Towards the end of the interview, she’d even been goaded into an enormous bluff, and told Eaverson that they knew all about ‘Annie’, although Gemma hadn’t yet had time to track her down.

This had proved interesting, in that Eaverson had immediately said that his mistress, and the soon to be second Mrs Eaverson, was nothing to do with her. Whiting had managed to shut him up fast, but not before the damage had been done. It had been a brief and only partial victory, but after that gruelling battle with Whiting, it had been sweet indeed.

Eventually, of course, she’d had to let him go. Coles’s word wasn’t enough to charge him with conspiracy to cause actual bodily harm, but she’d put Barrington up to casing out the pub in question tonight. If anyone
had
overheard any of the conversation between Coles and Eaverson, she wanted to know about it.

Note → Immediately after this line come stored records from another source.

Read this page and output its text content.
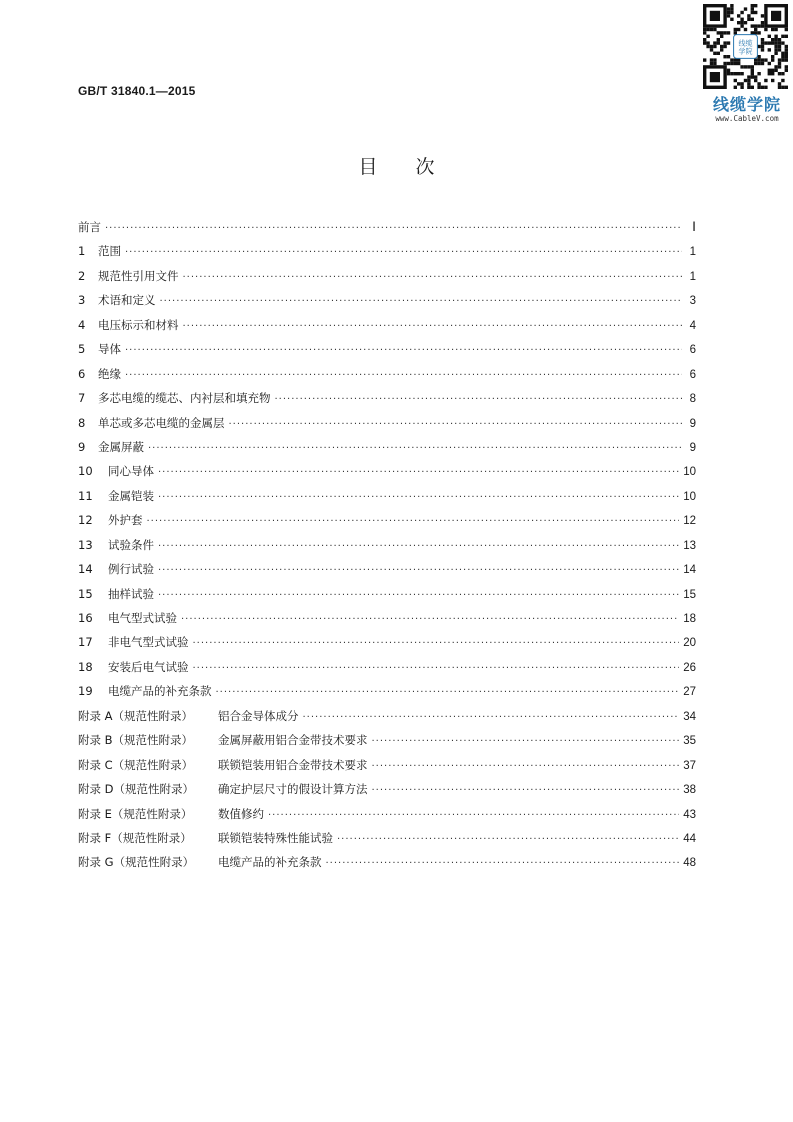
GB/T 31840.1—2015
线缆
学院
线缆学院
www.CableV.com
目次
前言 ·····	Ⅰ
1	范围 ·····	1
2	规范性引用文件 ·····	1
3	术语和定义 ·····	3
4	电压标示和材料 ·····	4
5	导体 ·····	6
6	绝缘 ·····	6
7	多芯电缆的缆芯、内衬层和填充物 ·····	8
8	单芯或多芯电缆的金属层 ·····	9
9	金属屏蔽 ·····	9
10	同心导体 ·····	10
11	金属铠装 ·····	10
12	外护套 ·····	12
13	试验条件 ·····	13
14	例行试验 ·····	14
15	抽样试验 ·····	15
16	电气型式试验 ·····	18
17	非电气型式试验 ·····	20
18	安装后电气试验 ·····	26
19	电缆产品的补充条款 ·····	27
附录 A（规范性附录）	铝合金导体成分 ·····	34
附录 B（规范性附录）	金属屏蔽用铝合金带技术要求 ·····	35
附录 C（规范性附录）	联锁铠装用铝合金带技术要求 ·····	37
附录 D（规范性附录）	确定护层尺寸的假设计算方法 ·····	38
附录 E（规范性附录）	数值修约 ·····	43
附录 F（规范性附录）	联锁铠装特殊性能试验 ·····	44
附录 G（规范性附录）	电缆产品的补充条款 ·····	48
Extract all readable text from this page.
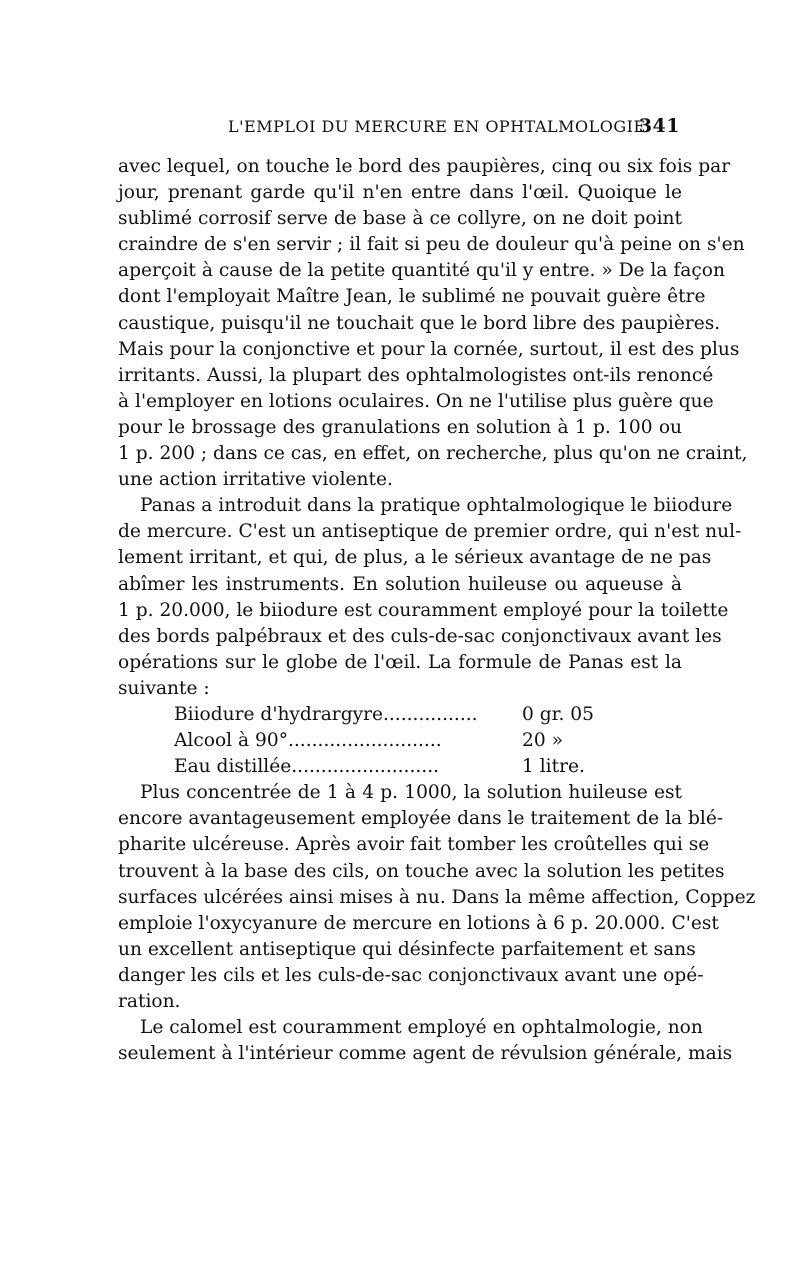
L'EMPLOI DU MERCURE EN OPHTALMOLOGIE
341
avec lequel, on touche le bord des paupières, cinq ou six fois par
jour, prenant garde qu'il n'en entre dans l'œil. Quoique le
sublimé corrosif serve de base à ce collyre, on ne doit point
craindre de s'en servir ; il fait si peu de douleur qu'à peine on s'en
aperçoit à cause de la petite quantité qu'il y entre. » De la façon
dont l'employait Maître Jean, le sublimé ne pouvait guère être
caustique, puisqu'il ne touchait que le bord libre des paupières.
Mais pour la conjonctive et pour la cornée, surtout, il est des plus
irritants. Aussi, la plupart des ophtalmologistes ont-ils renoncé
à l'employer en lotions oculaires. On ne l'utilise plus guère que
pour le brossage des granulations en solution à 1 p. 100 ou
1 p. 200 ; dans ce cas, en effet, on recherche, plus qu'on ne craint,
une action irritative violente.
Panas a introduit dans la pratique ophtalmologique le biiodure
de mercure. C'est un antiseptique de premier ordre, qui n'est nul-
lement irritant, et qui, de plus, a le sérieux avantage de ne pas
abîmer les instruments. En solution huileuse ou aqueuse à
1 p. 20.000, le biiodure est couramment employé pour la toilette
des bords palpébraux et des culs-de-sac conjonctivaux avant les
opérations sur le globe de l'œil. La formule de Panas est la
suivante :
Biiodure d'hydrargyre................ 0 gr. 05
Alcool à 90°..........................	20 »
Eau distillée.........................	1 litre.
Plus concentrée de 1 à 4 p. 1000, la solution huileuse est
encore avantageusement employée dans le traitement de la blé-
pharite ulcéreuse. Après avoir fait tomber les croûtelles qui se
trouvent à la base des cils, on touche avec la solution les petites
surfaces ulcérées ainsi mises à nu. Dans la même affection, Coppez
emploie l'oxycyanure de mercure en lotions à 6 p. 20.000. C'est
un excellent antiseptique qui désinfecte parfaitement et sans
danger les cils et les culs-de-sac conjonctivaux avant une opé-
ration.
Le calomel est couramment employé en ophtalmologie, non
seulement à l'intérieur comme agent de révulsion générale, mais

But since Eaverson had paid Coles with money straight from his wallet, she knew there would be no bank withdrawal evidence to confirm his having paid Coles any set amount, and she knew in her bones that she could kiss any chance of charging Eaverson goodbye.

Nevertheless, as her final order of the day, she’d told
Gemma Fordham to make finding out all about Eaverson’s Annie a top priority. Who she was, how long they’d been having an affair, and, most important of all, if she could possibly have known, or have any connection with, their murder victim.

But again, in her bones, she knew that wouldn’t pan out either. Eaverson’s Annie would probably turn out to be a respectable PA or secretary-type, on the look out for a rich husband to make her middle-age nice and comfortable. And she almost certainly wouldn’t have known Wayne Sutton if he’d prodded her with a big stick.

 

That evening, Hillary turned into Thrupp, never more happy to see home. Along cold shower, a glass of wine, and a doze on top of the boat in the last of the rays, that was what she needed now.

She parked in her usual place in The Boat car park and walked tiredly along the canal. The May blossom was out, casting a heady, slightly sickly scent on the air. As expected, the moorhen chicks had hatched, and already the parent birds eyed her hopefully. She tossed them the sandwich she’d kept back, then gave a small cry of delight as she recognized the boat moored up behind hers.

Willowsands
was back.

She hurried her pace, and ignoring her own boat, knocked sharply on the roof. ‘Ageing reprobates beware,’ she yelled. ‘This is a police raid.’

‘It’s a fair cop, guv,’ a voice yelled back cheerfully from the depths of the boat. ‘I’ve got two nineteen-year-old divinity students, one Polish foreign exchange student and a stoned wood carver down here. Give us a break, guv. The Pole doesn’t even speak a word of English.’

The door opened, and Nancy Walker’s head popped up. She’d recently dyed her head a dark brunette, and she was looking fabulous. Hillary, who wouldn’t put it past the predatory
divorcee to have just who she said she had already stashed on board, grinned.

‘You decent?’

‘Hardly!’ Nancy snorted. ‘I’m already half-plastered. Come on down, I made some margaritas. You can help me finish them off.’

Hillary almost groaned out loud. ‘After the afternoon from hell I’ve just had, I could kiss you.’

‘Sorry,’ Nancy called back, over her shoulder. ‘I don’t swing both ways.’

Once inside, Hillary kicked off her shoes and accepted a drink, guzzling it down in three swallows. Nancy watched, impressed, and took the glass for an instant refill. This one Hillary sipped more slowly.

The two old friends spent the last of the daylight hours reminiscing and catching up.

‘You know, it’s funny you should come back now,’ Hillary said, at last, as Nancy went around turning on the 40-watt bulbs. Like most boat-dwellers, she had a constant battle not to use too much electricity, thus running down the generators. ‘I was actually thinking of taking the
Mollern
up to Stratford some time soon, to see if I could catch up with you.’

Nancy smiled. ‘Well, you still can – go to Stratford I mean.’ She hiccoughed and smiled, a trifle foolishly. She’d always been a very amiable drunk. ‘Actually,
I’m
relieved to see
you
.’ She poured the very last drop of margarita into her glass and sighed. ‘I thought you might have sold up and moved on.’